The objective remains the same: use automation to maximise trading profits. The broker too benefits by getting an additional fee from the traders — as high as Rs 15,000 to Rs 30,000 per month per strategy — to use the facility. “These strategies help traders tap opportunities in a milli-second, which is practically impossible through human intervention. Besides, algos can provide an additional source of revenue to brokers since customers are willing to pay a fee for using the facility,” said B Gopkumar, chief executive of Reliance Securities. He said Reliance Securities currently have three or four standard algo strategies in place and might do a mass rollout to its clients in the next month or so.

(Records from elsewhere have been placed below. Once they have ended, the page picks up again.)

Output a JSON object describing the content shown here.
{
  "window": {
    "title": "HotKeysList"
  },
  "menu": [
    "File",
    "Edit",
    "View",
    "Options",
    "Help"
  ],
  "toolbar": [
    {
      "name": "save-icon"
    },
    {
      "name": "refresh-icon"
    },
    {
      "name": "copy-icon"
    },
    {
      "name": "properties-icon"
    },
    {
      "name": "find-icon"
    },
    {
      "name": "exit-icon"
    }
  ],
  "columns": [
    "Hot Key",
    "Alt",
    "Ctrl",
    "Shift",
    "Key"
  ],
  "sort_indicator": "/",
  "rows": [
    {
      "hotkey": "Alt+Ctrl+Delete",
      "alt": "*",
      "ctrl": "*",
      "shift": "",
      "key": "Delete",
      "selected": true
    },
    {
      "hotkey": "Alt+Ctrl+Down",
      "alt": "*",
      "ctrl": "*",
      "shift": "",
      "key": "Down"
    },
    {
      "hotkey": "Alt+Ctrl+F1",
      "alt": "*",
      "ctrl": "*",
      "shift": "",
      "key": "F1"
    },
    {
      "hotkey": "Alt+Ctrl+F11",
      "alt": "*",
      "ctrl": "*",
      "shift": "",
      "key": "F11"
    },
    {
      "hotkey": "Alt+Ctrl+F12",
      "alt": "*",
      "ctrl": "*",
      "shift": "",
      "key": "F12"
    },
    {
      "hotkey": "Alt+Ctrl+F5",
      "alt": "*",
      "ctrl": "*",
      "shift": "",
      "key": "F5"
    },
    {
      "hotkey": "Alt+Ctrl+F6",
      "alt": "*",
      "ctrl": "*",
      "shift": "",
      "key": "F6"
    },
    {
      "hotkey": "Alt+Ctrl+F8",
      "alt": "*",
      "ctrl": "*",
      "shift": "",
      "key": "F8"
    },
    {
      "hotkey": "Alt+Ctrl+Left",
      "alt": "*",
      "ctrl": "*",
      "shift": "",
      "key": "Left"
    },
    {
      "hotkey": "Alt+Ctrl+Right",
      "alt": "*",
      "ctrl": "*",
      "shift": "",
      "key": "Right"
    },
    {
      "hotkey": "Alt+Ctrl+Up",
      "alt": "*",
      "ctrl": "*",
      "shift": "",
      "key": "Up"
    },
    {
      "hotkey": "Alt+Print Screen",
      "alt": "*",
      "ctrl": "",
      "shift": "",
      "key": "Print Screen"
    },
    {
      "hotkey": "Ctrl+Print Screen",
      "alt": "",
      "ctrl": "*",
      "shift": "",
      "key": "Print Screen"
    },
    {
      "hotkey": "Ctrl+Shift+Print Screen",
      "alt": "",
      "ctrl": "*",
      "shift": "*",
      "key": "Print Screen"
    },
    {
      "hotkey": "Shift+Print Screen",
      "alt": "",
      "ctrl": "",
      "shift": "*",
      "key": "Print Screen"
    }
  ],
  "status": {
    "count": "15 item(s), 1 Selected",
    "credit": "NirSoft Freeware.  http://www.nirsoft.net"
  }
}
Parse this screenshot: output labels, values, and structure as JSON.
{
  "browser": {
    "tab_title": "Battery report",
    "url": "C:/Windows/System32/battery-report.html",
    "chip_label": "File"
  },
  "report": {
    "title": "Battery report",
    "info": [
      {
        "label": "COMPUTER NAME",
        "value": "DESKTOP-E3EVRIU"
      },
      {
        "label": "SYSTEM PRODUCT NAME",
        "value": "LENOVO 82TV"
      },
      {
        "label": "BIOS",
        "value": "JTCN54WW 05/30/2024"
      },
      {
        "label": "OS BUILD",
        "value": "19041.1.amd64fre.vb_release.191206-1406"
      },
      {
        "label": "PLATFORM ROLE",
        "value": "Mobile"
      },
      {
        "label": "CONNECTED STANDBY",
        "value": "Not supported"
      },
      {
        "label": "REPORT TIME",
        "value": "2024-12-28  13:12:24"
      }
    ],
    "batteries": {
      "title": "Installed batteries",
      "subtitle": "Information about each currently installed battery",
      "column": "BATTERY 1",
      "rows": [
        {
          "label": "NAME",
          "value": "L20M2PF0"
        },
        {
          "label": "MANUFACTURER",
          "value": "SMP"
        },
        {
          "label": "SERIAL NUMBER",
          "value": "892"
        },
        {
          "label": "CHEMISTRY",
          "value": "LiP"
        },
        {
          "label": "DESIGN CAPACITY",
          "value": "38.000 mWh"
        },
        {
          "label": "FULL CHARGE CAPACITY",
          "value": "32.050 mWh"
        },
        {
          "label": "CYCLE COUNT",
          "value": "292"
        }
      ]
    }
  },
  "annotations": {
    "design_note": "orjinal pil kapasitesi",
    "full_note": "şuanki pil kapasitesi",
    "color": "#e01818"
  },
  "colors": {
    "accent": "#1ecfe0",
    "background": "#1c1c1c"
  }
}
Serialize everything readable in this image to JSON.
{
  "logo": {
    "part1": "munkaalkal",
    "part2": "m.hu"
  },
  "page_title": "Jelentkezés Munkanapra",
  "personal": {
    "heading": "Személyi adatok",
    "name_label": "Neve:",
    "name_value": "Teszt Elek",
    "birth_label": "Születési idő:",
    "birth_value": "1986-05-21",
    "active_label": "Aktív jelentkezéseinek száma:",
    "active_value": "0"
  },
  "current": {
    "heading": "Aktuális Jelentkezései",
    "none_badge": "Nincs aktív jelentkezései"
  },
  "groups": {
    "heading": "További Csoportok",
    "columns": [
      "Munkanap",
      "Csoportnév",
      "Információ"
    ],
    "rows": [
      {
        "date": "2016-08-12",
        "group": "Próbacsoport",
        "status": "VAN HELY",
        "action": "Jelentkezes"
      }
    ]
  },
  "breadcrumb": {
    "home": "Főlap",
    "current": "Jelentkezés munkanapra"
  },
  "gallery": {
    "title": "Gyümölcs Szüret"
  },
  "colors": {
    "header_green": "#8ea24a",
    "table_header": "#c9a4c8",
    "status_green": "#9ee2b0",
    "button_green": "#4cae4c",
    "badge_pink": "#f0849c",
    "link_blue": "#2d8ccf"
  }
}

The simplest algo strategies could involve buying a stock when it rises above the 200-day moving average, or selling a particular stock when it moves into overbought territory. There are many other sophisticated strategies such as pair trading and scalping. Scalping, for instance, involves making profits on small price changes. Traders who implement this strategy will place anywhere from 10 to a couple of hundred trades in a single day to capture small price moves.

“At Edelweiss, we are addressing the needs of professional traders and high net worth individuals who have large trading teams,” said Harish Sharma, business head — brokerage and wealth management, Edelweiss Broking, adding they were looking to expand the suite of algo products in the coming months.

Algo trades use advanced mathematical models for effecting transactions and can pump thousands of orders in a second. There are multi-client and single-client algos. The former are automated strategies targeted at multiple clients and based on a preset system of rules developed by brokers or algo vendors. Single-client algos are customised according to the needs of a particular client. Popular algo vendors in the market include Omnesys, Symphony Fintech, and Greeksoft Technologies.

Brokers cite several benefits of employing algo-based strategies. It takes away the emotions from decision making, enabling traders to honour stop-losses and other targets. It also helps clients size their trades more effectively and ensure they don’t become over-leveraged in the market.  Some experts, however, believe algo-based strategies are not suited to individuals because of the complexity and the risks involved.

“Retail traders may not be in a position to understand some of these strategies and burn their fingers,” said a broker, on condition of anonymity.

While algo trades provide liquidity as more orders are placed, they can distort prices if wrong programmes are allowed to run unchecked. However, this is mostly a problem only in cases of large orders executed by institutional clients.

As a precautionary step, stock exchanges currently audit all algos to back test them and assess their risk parameters, and might take 25-40 days to before greenlighting a particular strategy.

Interestingly, in September last year, the Association of National Exchanges Members of India (Anmi), a body of stockbrokers, had written to the regulator, suggesting ways to minimise risks arising out of algo trades. At present, about 20 per cent of the turnover on the exchanges comes through the algo route.